Breadcrumb

When Silence Fails

Uniparental disomy has occurred in the red and pink yeast colonies but not in the white colonies.

Uniparental disomy occurs when cells contain two copies of a chromosome from one parent and none from the other parent. In this picture, uniparental disomy has occurred in the red and pink yeast colonies but not in the white colonies.

Credit: H. Diego Folco, CCR, NCI, NIH

There are a lot of ways things can go wrong when a gene gets switched on at the wrong time or place. New research from the Laboratory of Biochemistry and Molecular Biology, under the guidance of Chief Shiv Grewal, Ph.D., shows that when a gene whose activity should be reserved for the production of sex cells becomes active, cells can’t properly sort their chromosomes when they divide. As a result, new cells may wind up with too many chromosomes from one parent and not enough from the other—a genetic disruption that is common in cancer cells.

Grewal and his colleagues reported in Nature that the incorrect expression of gametogenic genes—those involved in meiosis, the specialized cell division process that gives rise to sperm and eggs—can result in this chro­mosomal abnormality known as uniparental disomy (UPD).
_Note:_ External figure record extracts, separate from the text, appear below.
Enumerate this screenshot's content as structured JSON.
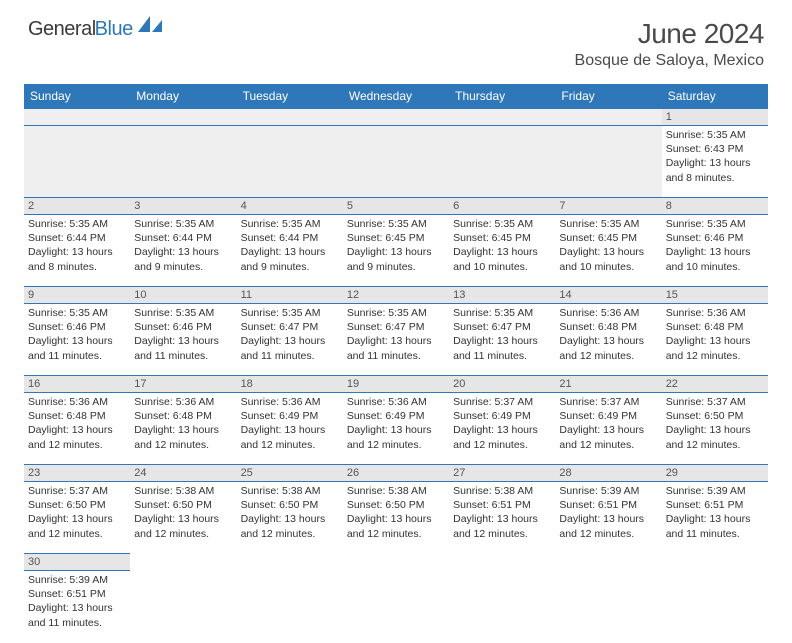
{
  "brand": {
    "general": "General",
    "blue": "Blue"
  },
  "title": "June 2024",
  "location": "Bosque de Saloya, Mexico",
  "colors": {
    "header_bg": "#2e77b8",
    "header_text": "#ffffff",
    "daynum_bg": "#e6e6e6",
    "empty_bg": "#efefef",
    "rule": "#2e77b8",
    "text": "#333333"
  },
  "day_headers": [
    "Sunday",
    "Monday",
    "Tuesday",
    "Wednesday",
    "Thursday",
    "Friday",
    "Saturday"
  ],
  "weeks": [
    [
      null,
      null,
      null,
      null,
      null,
      null,
      {
        "n": "1",
        "sr": "5:35 AM",
        "ss": "6:43 PM",
        "dl": "13 hours and 8 minutes."
      }
    ],
    [
      {
        "n": "2",
        "sr": "5:35 AM",
        "ss": "6:44 PM",
        "dl": "13 hours and 8 minutes."
      },
      {
        "n": "3",
        "sr": "5:35 AM",
        "ss": "6:44 PM",
        "dl": "13 hours and 9 minutes."
      },
      {
        "n": "4",
        "sr": "5:35 AM",
        "ss": "6:44 PM",
        "dl": "13 hours and 9 minutes."
      },
      {
        "n": "5",
        "sr": "5:35 AM",
        "ss": "6:45 PM",
        "dl": "13 hours and 9 minutes."
      },
      {
        "n": "6",
        "sr": "5:35 AM",
        "ss": "6:45 PM",
        "dl": "13 hours and 10 minutes."
      },
      {
        "n": "7",
        "sr": "5:35 AM",
        "ss": "6:45 PM",
        "dl": "13 hours and 10 minutes."
      },
      {
        "n": "8",
        "sr": "5:35 AM",
        "ss": "6:46 PM",
        "dl": "13 hours and 10 minutes."
      }
    ],
    [
      {
        "n": "9",
        "sr": "5:35 AM",
        "ss": "6:46 PM",
        "dl": "13 hours and 11 minutes."
      },
      {
        "n": "10",
        "sr": "5:35 AM",
        "ss": "6:46 PM",
        "dl": "13 hours and 11 minutes."
      },
      {
        "n": "11",
        "sr": "5:35 AM",
        "ss": "6:47 PM",
        "dl": "13 hours and 11 minutes."
      },
      {
        "n": "12",
        "sr": "5:35 AM",
        "ss": "6:47 PM",
        "dl": "13 hours and 11 minutes."
      },
      {
        "n": "13",
        "sr": "5:35 AM",
        "ss": "6:47 PM",
        "dl": "13 hours and 11 minutes."
      },
      {
        "n": "14",
        "sr": "5:36 AM",
        "ss": "6:48 PM",
        "dl": "13 hours and 12 minutes."
      },
      {
        "n": "15",
        "sr": "5:36 AM",
        "ss": "6:48 PM",
        "dl": "13 hours and 12 minutes."
      }
    ],
    [
      {
        "n": "16",
        "sr": "5:36 AM",
        "ss": "6:48 PM",
        "dl": "13 hours and 12 minutes."
      },
      {
        "n": "17",
        "sr": "5:36 AM",
        "ss": "6:48 PM",
        "dl": "13 hours and 12 minutes."
      },
      {
        "n": "18",
        "sr": "5:36 AM",
        "ss": "6:49 PM",
        "dl": "13 hours and 12 minutes."
      },
      {
        "n": "19",
        "sr": "5:36 AM",
        "ss": "6:49 PM",
        "dl": "13 hours and 12 minutes."
      },
      {
        "n": "20",
        "sr": "5:37 AM",
        "ss": "6:49 PM",
        "dl": "13 hours and 12 minutes."
      },
      {
        "n": "21",
        "sr": "5:37 AM",
        "ss": "6:49 PM",
        "dl": "13 hours and 12 minutes."
      },
      {
        "n": "22",
        "sr": "5:37 AM",
        "ss": "6:50 PM",
        "dl": "13 hours and 12 minutes."
      }
    ],
    [
      {
        "n": "23",
        "sr": "5:37 AM",
        "ss": "6:50 PM",
        "dl": "13 hours and 12 minutes."
      },
      {
        "n": "24",
        "sr": "5:38 AM",
        "ss": "6:50 PM",
        "dl": "13 hours and 12 minutes."
      },
      {
        "n": "25",
        "sr": "5:38 AM",
        "ss": "6:50 PM",
        "dl": "13 hours and 12 minutes."
      },
      {
        "n": "26",
        "sr": "5:38 AM",
        "ss": "6:50 PM",
        "dl": "13 hours and 12 minutes."
      },
      {
        "n": "27",
        "sr": "5:38 AM",
        "ss": "6:51 PM",
        "dl": "13 hours and 12 minutes."
      },
      {
        "n": "28",
        "sr": "5:39 AM",
        "ss": "6:51 PM",
        "dl": "13 hours and 12 minutes."
      },
      {
        "n": "29",
        "sr": "5:39 AM",
        "ss": "6:51 PM",
        "dl": "13 hours and 11 minutes."
      }
    ],
    [
      {
        "n": "30",
        "sr": "5:39 AM",
        "ss": "6:51 PM",
        "dl": "13 hours and 11 minutes."
      },
      null,
      null,
      null,
      null,
      null,
      null
    ]
  ],
  "labels": {
    "sunrise": "Sunrise:",
    "sunset": "Sunset:",
    "daylight": "Daylight:"
  }
}
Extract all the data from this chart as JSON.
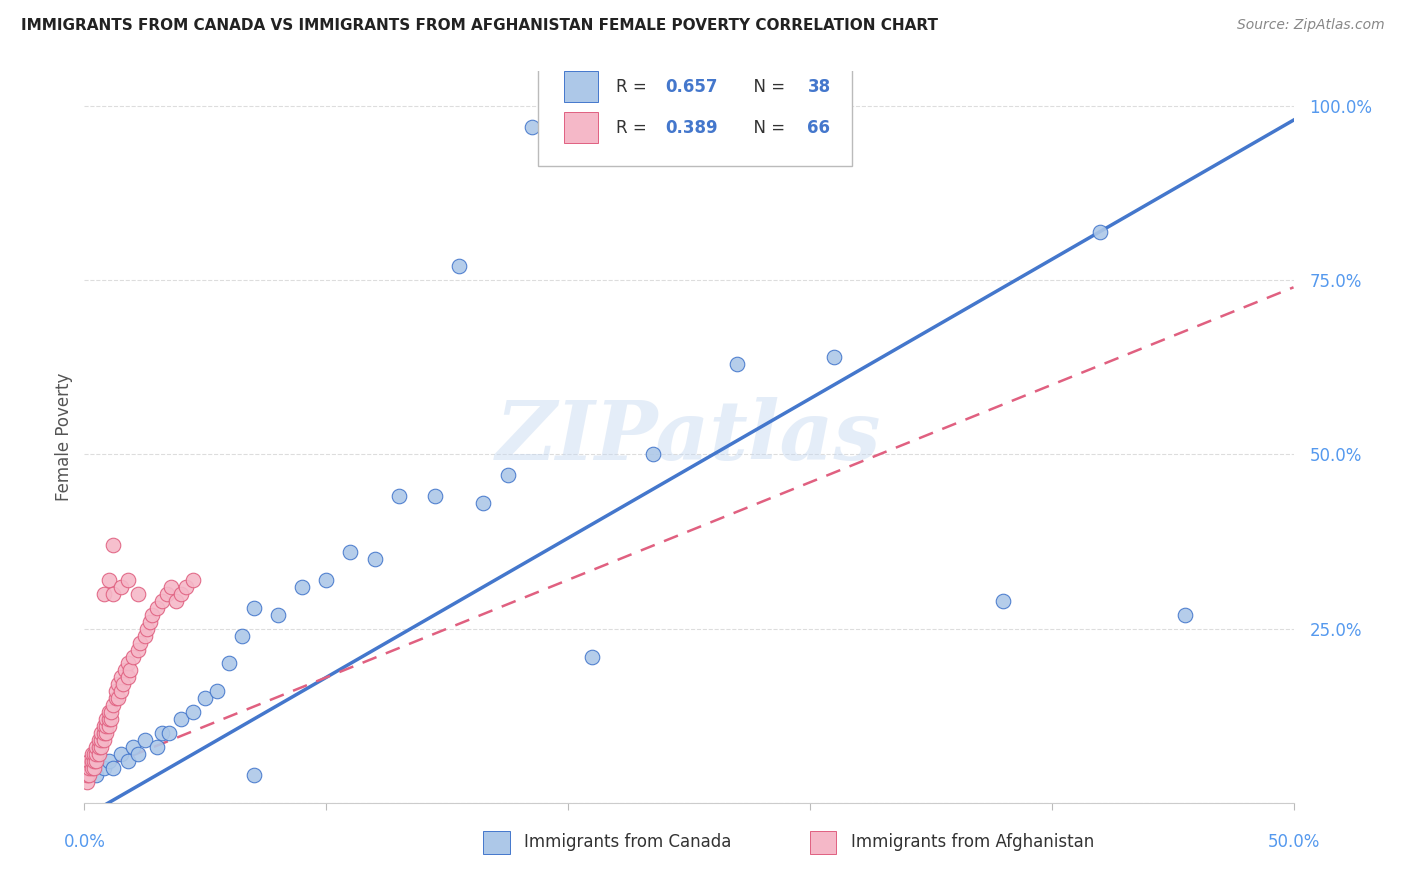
{
  "title": "IMMIGRANTS FROM CANADA VS IMMIGRANTS FROM AFGHANISTAN FEMALE POVERTY CORRELATION CHART",
  "source": "Source: ZipAtlas.com",
  "ylabel": "Female Poverty",
  "xlim": [
    0.0,
    0.5
  ],
  "ylim": [
    0.0,
    1.05
  ],
  "canada_R": 0.657,
  "canada_N": 38,
  "afghanistan_R": 0.389,
  "afghanistan_N": 66,
  "canada_color": "#adc8e8",
  "afghanistan_color": "#f5b8c8",
  "canada_line_color": "#4477cc",
  "afghanistan_line_color": "#e06080",
  "watermark": "ZIPatlas",
  "canada_x": [
    0.005,
    0.008,
    0.01,
    0.012,
    0.015,
    0.018,
    0.02,
    0.022,
    0.025,
    0.03,
    0.032,
    0.035,
    0.04,
    0.045,
    0.05,
    0.055,
    0.06,
    0.065,
    0.07,
    0.08,
    0.09,
    0.1,
    0.11,
    0.12,
    0.13,
    0.145,
    0.155,
    0.165,
    0.175,
    0.185,
    0.21,
    0.235,
    0.27,
    0.31,
    0.38,
    0.42,
    0.455,
    0.07
  ],
  "canada_y": [
    0.04,
    0.05,
    0.06,
    0.05,
    0.07,
    0.06,
    0.08,
    0.07,
    0.09,
    0.08,
    0.1,
    0.1,
    0.12,
    0.13,
    0.15,
    0.16,
    0.2,
    0.24,
    0.28,
    0.27,
    0.31,
    0.32,
    0.36,
    0.35,
    0.44,
    0.44,
    0.77,
    0.43,
    0.47,
    0.97,
    0.21,
    0.5,
    0.63,
    0.64,
    0.29,
    0.82,
    0.27,
    0.04
  ],
  "afghanistan_x": [
    0.001,
    0.001,
    0.001,
    0.002,
    0.002,
    0.002,
    0.003,
    0.003,
    0.003,
    0.004,
    0.004,
    0.004,
    0.005,
    0.005,
    0.005,
    0.006,
    0.006,
    0.006,
    0.007,
    0.007,
    0.007,
    0.008,
    0.008,
    0.008,
    0.009,
    0.009,
    0.009,
    0.01,
    0.01,
    0.01,
    0.011,
    0.011,
    0.012,
    0.012,
    0.013,
    0.013,
    0.014,
    0.014,
    0.015,
    0.015,
    0.016,
    0.017,
    0.018,
    0.018,
    0.019,
    0.02,
    0.022,
    0.023,
    0.025,
    0.026,
    0.027,
    0.028,
    0.03,
    0.032,
    0.034,
    0.036,
    0.038,
    0.04,
    0.042,
    0.045,
    0.008,
    0.01,
    0.012,
    0.015,
    0.018,
    0.022
  ],
  "afghanistan_y": [
    0.03,
    0.04,
    0.05,
    0.04,
    0.05,
    0.06,
    0.05,
    0.06,
    0.07,
    0.05,
    0.06,
    0.07,
    0.06,
    0.07,
    0.08,
    0.07,
    0.08,
    0.09,
    0.08,
    0.09,
    0.1,
    0.09,
    0.1,
    0.11,
    0.1,
    0.11,
    0.12,
    0.11,
    0.12,
    0.13,
    0.12,
    0.13,
    0.37,
    0.14,
    0.15,
    0.16,
    0.15,
    0.17,
    0.16,
    0.18,
    0.17,
    0.19,
    0.18,
    0.2,
    0.19,
    0.21,
    0.22,
    0.23,
    0.24,
    0.25,
    0.26,
    0.27,
    0.28,
    0.29,
    0.3,
    0.31,
    0.29,
    0.3,
    0.31,
    0.32,
    0.3,
    0.32,
    0.3,
    0.31,
    0.32,
    0.3
  ]
}
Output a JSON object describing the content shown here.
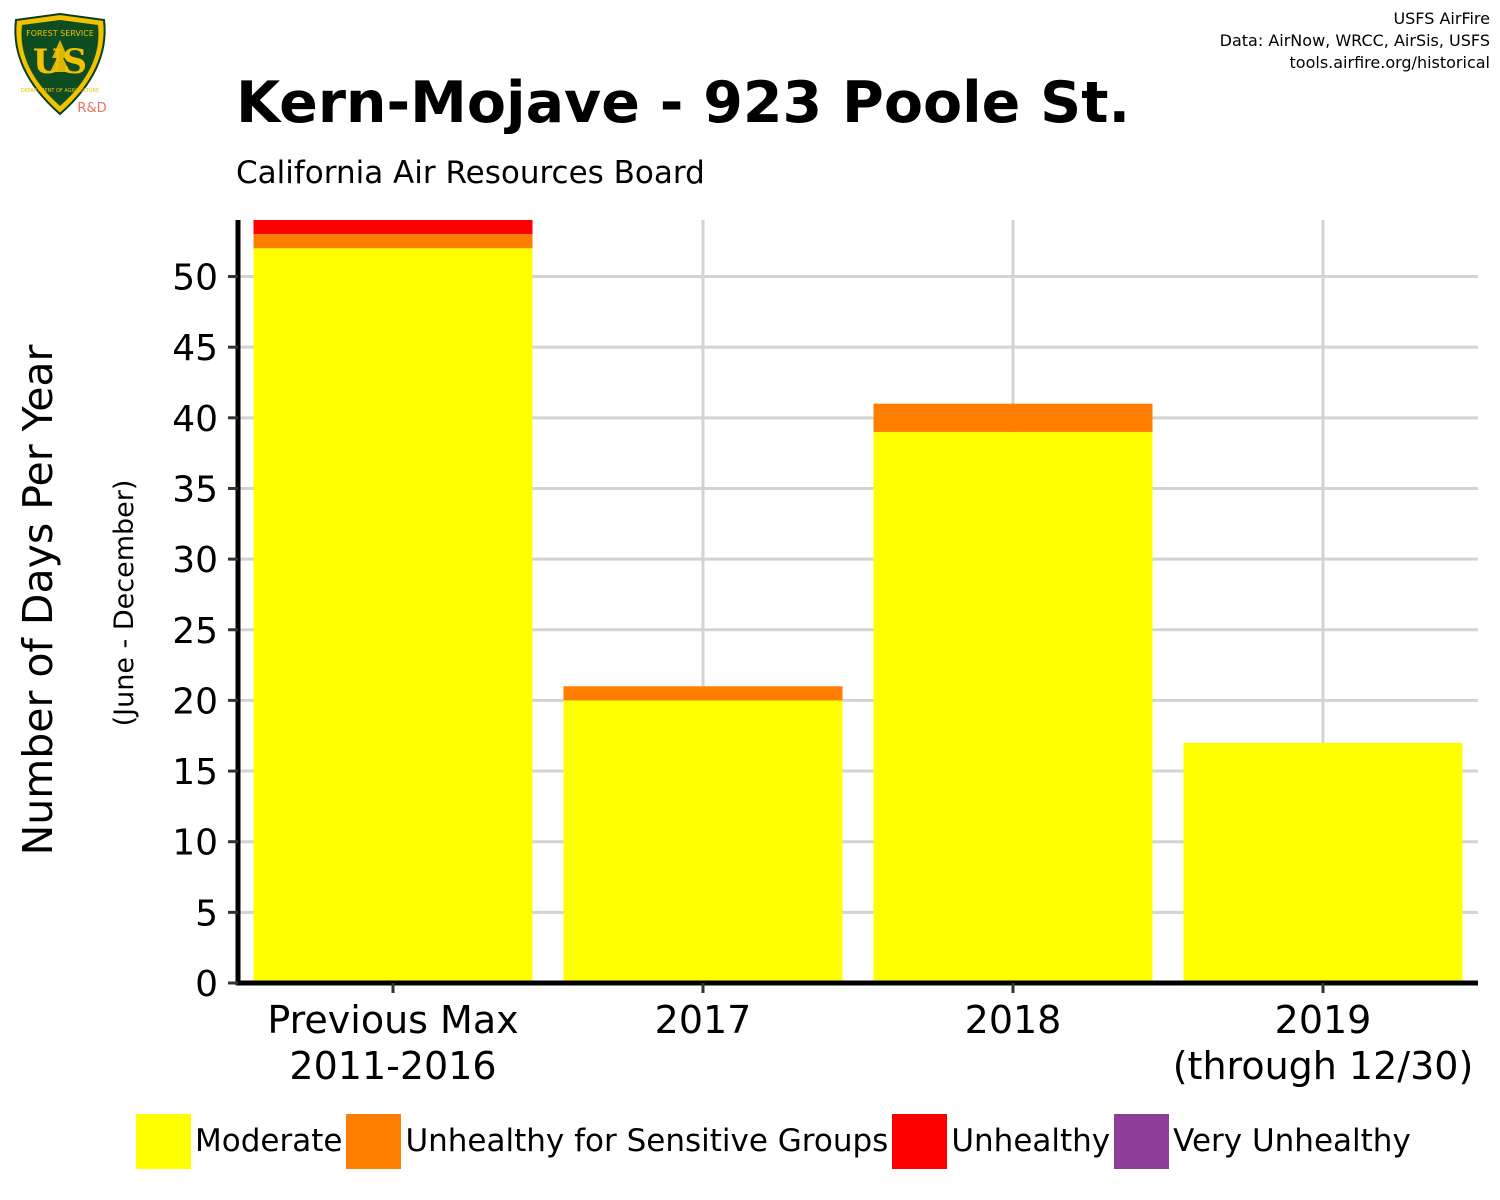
{
  "header": {
    "credits": [
      "USFS AirFire",
      "Data: AirNow, WRCC, AirSis, USFS",
      "tools.airfire.org/historical"
    ],
    "logo": {
      "icon": "usfs-shield-logo",
      "text_top": "FOREST SERVICE",
      "text_main": "US",
      "text_bottom": "DEPARTMENT OF AGRICULTURE",
      "badge": "R&D"
    }
  },
  "chart_data": {
    "type": "bar",
    "stacked": true,
    "title": "Kern-Mojave - 923 Poole St.",
    "subtitle": "California Air Resources Board",
    "ylabel": "Number of Days Per Year",
    "ylabel_sub": "(June - December)",
    "xlabel": "",
    "categories": [
      [
        "Previous Max",
        "2011-2016"
      ],
      [
        "2017"
      ],
      [
        "2018"
      ],
      [
        "2019",
        "(through 12/30)"
      ]
    ],
    "ylim": [
      0,
      54
    ],
    "yticks": [
      0,
      5,
      10,
      15,
      20,
      25,
      30,
      35,
      40,
      45,
      50
    ],
    "grid": true,
    "legend_position": "bottom",
    "series": [
      {
        "name": "Moderate",
        "color": "#FFFF00",
        "values": [
          52,
          20,
          39,
          17
        ]
      },
      {
        "name": "Unhealthy for Sensitive Groups",
        "color": "#FF7E00",
        "values": [
          1,
          1,
          2,
          0
        ]
      },
      {
        "name": "Unhealthy",
        "color": "#FF0000",
        "values": [
          1,
          0,
          0,
          0
        ]
      },
      {
        "name": "Very Unhealthy",
        "color": "#8F3F97",
        "values": [
          0,
          0,
          0,
          0
        ]
      }
    ]
  }
}
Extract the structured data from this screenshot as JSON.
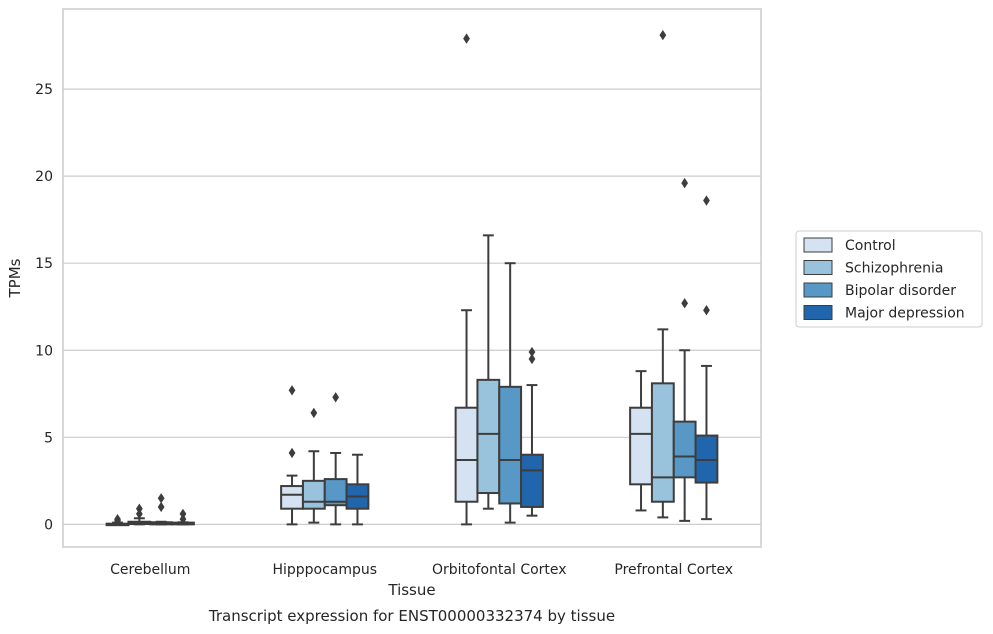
{
  "chart_data": {
    "type": "box",
    "title": "",
    "caption": "Transcript expression for ENST00000332374 by tissue",
    "xlabel": "Tissue",
    "ylabel": "TPMs",
    "ylim": [
      -1.3,
      29.6
    ],
    "yticks": [
      0,
      5,
      10,
      15,
      20,
      25
    ],
    "grid": "horizontal",
    "legend_position": "right",
    "categories": [
      "Cerebellum",
      "Hipppocampus",
      "Orbitofontal Cortex",
      "Prefrontal Cortex"
    ],
    "series": [
      {
        "name": "Control",
        "color": "#d4e2f1",
        "boxes": [
          {
            "whislo": 0.0,
            "q1": 0.0,
            "med": 0.0,
            "q3": 0.04,
            "whishi": 0.1,
            "fliers": [
              0.2,
              0.3
            ]
          },
          {
            "whislo": 0.0,
            "q1": 0.9,
            "med": 1.7,
            "q3": 2.2,
            "whishi": 2.8,
            "fliers": [
              4.1,
              7.7
            ]
          },
          {
            "whislo": 0.0,
            "q1": 1.3,
            "med": 3.7,
            "q3": 6.7,
            "whishi": 12.3,
            "fliers": [
              27.9
            ]
          },
          {
            "whislo": 0.8,
            "q1": 2.3,
            "med": 5.2,
            "q3": 6.7,
            "whishi": 8.8,
            "fliers": []
          }
        ]
      },
      {
        "name": "Schizophrenia",
        "color": "#99c3dc",
        "boxes": [
          {
            "whislo": 0.0,
            "q1": 0.02,
            "med": 0.1,
            "q3": 0.15,
            "whishi": 0.35,
            "fliers": [
              0.6,
              0.9
            ]
          },
          {
            "whislo": 0.1,
            "q1": 0.9,
            "med": 1.3,
            "q3": 2.5,
            "whishi": 4.2,
            "fliers": [
              6.4
            ]
          },
          {
            "whislo": 0.9,
            "q1": 1.8,
            "med": 5.2,
            "q3": 8.3,
            "whishi": 16.6,
            "fliers": []
          },
          {
            "whislo": 0.4,
            "q1": 1.3,
            "med": 2.7,
            "q3": 8.1,
            "whishi": 11.2,
            "fliers": [
              28.1
            ]
          }
        ]
      },
      {
        "name": "Bipolar disorder",
        "color": "#5798c6",
        "boxes": [
          {
            "whislo": 0.0,
            "q1": 0.0,
            "med": 0.05,
            "q3": 0.12,
            "whishi": 0.15,
            "fliers": [
              1.0,
              1.5
            ]
          },
          {
            "whislo": 0.0,
            "q1": 1.1,
            "med": 1.3,
            "q3": 2.6,
            "whishi": 4.1,
            "fliers": [
              7.3
            ]
          },
          {
            "whislo": 0.1,
            "q1": 1.2,
            "med": 3.7,
            "q3": 7.9,
            "whishi": 15.0,
            "fliers": []
          },
          {
            "whislo": 0.2,
            "q1": 2.7,
            "med": 3.9,
            "q3": 5.9,
            "whishi": 10.0,
            "fliers": [
              12.7,
              19.6
            ]
          }
        ]
      },
      {
        "name": "Major depression",
        "color": "#2166ac",
        "boxes": [
          {
            "whislo": 0.0,
            "q1": 0.0,
            "med": 0.05,
            "q3": 0.1,
            "whishi": 0.12,
            "fliers": [
              0.3,
              0.6
            ]
          },
          {
            "whislo": 0.0,
            "q1": 0.9,
            "med": 1.6,
            "q3": 2.3,
            "whishi": 4.0,
            "fliers": []
          },
          {
            "whislo": 0.5,
            "q1": 1.0,
            "med": 3.1,
            "q3": 4.0,
            "whishi": 8.0,
            "fliers": [
              9.5,
              9.9
            ]
          },
          {
            "whislo": 0.3,
            "q1": 2.4,
            "med": 3.7,
            "q3": 5.1,
            "whishi": 9.1,
            "fliers": [
              12.3,
              18.6
            ]
          }
        ]
      }
    ]
  }
}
Instead of inheriting one member of each paired chromo­some from mom and dad as they should, cells affected by UPD receive both copies of a particular chromosome from the same parent. Although it has been known for years that UPD contributes to several human diseases and may support the uncontrolled growth of cancer cells, its cause has been elusive.

Because cells affected by UPD contain the expected number of chromosomes, the phenomenon is not easy to recognize and study in human cells. Grewal and his colleagues chose to investigate the causes of UPD in fission yeast, an organism whose genetic material is easier to track since the fission yeast genome is contained on only three chromosomes. Fission yeast also shares many features of chromosome structure and gene regulation with human cells, making it a useful model for studying cell division and genetic processes.

The new discovery grew out of an observation Grewal made nearly 20 years ago. His insight dawned while studying how components of a gene-regulating system called RNA interference (RNAi) influenced DNA packaging inside cells. When yeast cells divide and the system is impaired, they often produce new cells with incorrectly segregated sets of chromosomes, including cells affected by UPD.

Grewal initially suspected the chromosome problems in the impaired cells had something to do with DNA packaging. But when he and Staff Scientist H. Diego Folco, Ph.D., inves­tigated, they found no such link. Instead, they discovered that the chromosome problem arose from the failure of the RNAi machinery to carry out another critical role: keeping unneeded genes turned safely off.

Fission yeast typically turn on their meiotic genes when stressful living conditions trigger a shift from asexual to sexual reproduction. At other times, they are actively repressed. Folco’s experiments revealed that the untimely expression of just one meiotic gene during times of asexual growth could disrupt chromosome segregation and lead to UPD.

Grewal proposes similar disruptions could cause UPD in human cells. Hundreds of human genes encode proteins that are needed exclusively for meiosis. These genes are present in every cell in the body, but they are only used to produce sperm and eggs, so outside the ovaries and the testes, they are usually kept off. Our cells’ gene-silencing systems may become less reliable as we age, however, increasing the risk that meiotic genes will become active and trigger UPD. In fact, researchers have noticed that many genes usually expressed only in the testes are frequently active in tumor cells, although the impact of this abnormal gene activity has not been clear.

By uncovering the cause of UPD, Grewal and his team have provided a foundation for understanding its role in cancer. They now plan to search for small molecules that can inter­rupt UPD in yeast, a step toward identifying a way to inter­vene in UPD-associated disease processes.  

Reference

Folco HD, et al. Nature. 2017 Mar 2;543(7643):126-130.